Since I’ll be hunting quail in the coming weeks, I set up at skeet station #8 about 35 feet back from the trap range trap, which was configured to throw straight-aways and clays veering left and right. BSCC has installed voice-actuated traps, so I didn’t need a puller.
The stock on the Parker is a little short for me. So what? It’s original, and I’ll learn to shoot it as-is. At first I tried practicing with the gun unmounted at port arms, the way I carry it when walking up behind a dog on point. No joy; I couldn’t hit squat. I didn’t know where the gun needed to be pointing to dust a clay when I pulled the trigger, so I switched to the mounted position—cheek welded to the comb, right eye seeing only the bead at the end of the barrels.

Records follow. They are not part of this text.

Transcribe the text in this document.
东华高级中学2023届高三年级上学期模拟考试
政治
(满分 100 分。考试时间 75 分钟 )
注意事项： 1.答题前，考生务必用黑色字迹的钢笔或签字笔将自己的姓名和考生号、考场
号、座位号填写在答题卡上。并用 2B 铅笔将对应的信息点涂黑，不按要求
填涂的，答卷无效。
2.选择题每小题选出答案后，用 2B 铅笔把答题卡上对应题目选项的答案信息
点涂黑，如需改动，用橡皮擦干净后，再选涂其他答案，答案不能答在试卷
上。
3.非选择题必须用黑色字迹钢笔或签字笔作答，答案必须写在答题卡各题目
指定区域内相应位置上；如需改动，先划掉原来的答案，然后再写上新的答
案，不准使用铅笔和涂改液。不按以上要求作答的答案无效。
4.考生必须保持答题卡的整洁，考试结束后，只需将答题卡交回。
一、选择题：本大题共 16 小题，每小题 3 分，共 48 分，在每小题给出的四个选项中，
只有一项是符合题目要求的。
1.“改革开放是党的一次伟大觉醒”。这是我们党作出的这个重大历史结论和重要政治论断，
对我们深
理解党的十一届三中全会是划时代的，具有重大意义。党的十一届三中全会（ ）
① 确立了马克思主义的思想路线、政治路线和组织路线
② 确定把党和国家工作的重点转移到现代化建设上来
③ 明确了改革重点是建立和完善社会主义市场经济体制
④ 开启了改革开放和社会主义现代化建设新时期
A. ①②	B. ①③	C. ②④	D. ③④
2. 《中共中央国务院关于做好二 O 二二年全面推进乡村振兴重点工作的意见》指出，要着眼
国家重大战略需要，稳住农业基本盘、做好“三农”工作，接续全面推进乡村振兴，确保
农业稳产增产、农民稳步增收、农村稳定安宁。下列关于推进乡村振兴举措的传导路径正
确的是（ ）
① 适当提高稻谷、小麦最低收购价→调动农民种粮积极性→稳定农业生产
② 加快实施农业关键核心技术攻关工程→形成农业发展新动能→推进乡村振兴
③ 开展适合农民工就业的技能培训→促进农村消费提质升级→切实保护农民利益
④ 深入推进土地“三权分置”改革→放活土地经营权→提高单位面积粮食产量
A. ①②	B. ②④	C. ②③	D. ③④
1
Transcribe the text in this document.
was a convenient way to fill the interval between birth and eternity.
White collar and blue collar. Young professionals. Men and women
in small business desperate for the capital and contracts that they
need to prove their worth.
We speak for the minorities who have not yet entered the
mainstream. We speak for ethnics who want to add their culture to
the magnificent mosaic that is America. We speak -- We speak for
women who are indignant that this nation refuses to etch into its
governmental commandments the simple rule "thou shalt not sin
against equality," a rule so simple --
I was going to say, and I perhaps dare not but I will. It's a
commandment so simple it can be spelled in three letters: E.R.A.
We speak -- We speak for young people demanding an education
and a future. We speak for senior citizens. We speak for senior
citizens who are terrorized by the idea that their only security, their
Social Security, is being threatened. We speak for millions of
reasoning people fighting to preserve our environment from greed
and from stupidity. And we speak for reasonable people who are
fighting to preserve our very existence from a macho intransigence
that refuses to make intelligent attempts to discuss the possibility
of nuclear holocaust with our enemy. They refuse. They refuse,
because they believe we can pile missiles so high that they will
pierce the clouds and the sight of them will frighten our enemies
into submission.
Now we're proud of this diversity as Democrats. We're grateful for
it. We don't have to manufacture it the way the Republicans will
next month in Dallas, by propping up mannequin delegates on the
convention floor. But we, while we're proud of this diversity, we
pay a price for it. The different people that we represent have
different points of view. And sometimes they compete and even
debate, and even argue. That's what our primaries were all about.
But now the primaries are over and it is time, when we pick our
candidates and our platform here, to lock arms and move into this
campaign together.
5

Don had told me a long time ago to concentrate on the leading edge of the clay bird and, when I swing through it, gently pull the trigger. Know what? He’s right. When I do that, the bird busts.
Mounting the gun when the bird becomes visible is far more challenging. I’m teaching myself to be consistent in getting my cheek down on the stock as I slide the safety off while swinging through the clay. It’s a work in progress . . . and always will be.
I’ve fit three hour-long sessions at the range into my weekly schedule. I typically shoot 100 rounds during each session—enough to identify what I’m doing wrong, correct it, and replicate good shots. When I finish on the trap/skeet range, I’ll work out on five stand and then sporting clays.
These days I think of BSCC as my personal shotgun gym, and when other members see my svelte side-by-side amid the plethora of over-and-under 12s and, with an incredulous look, ask, “What’s that?” I’ll grin and say, “Oh, it’s an old Parker 16.”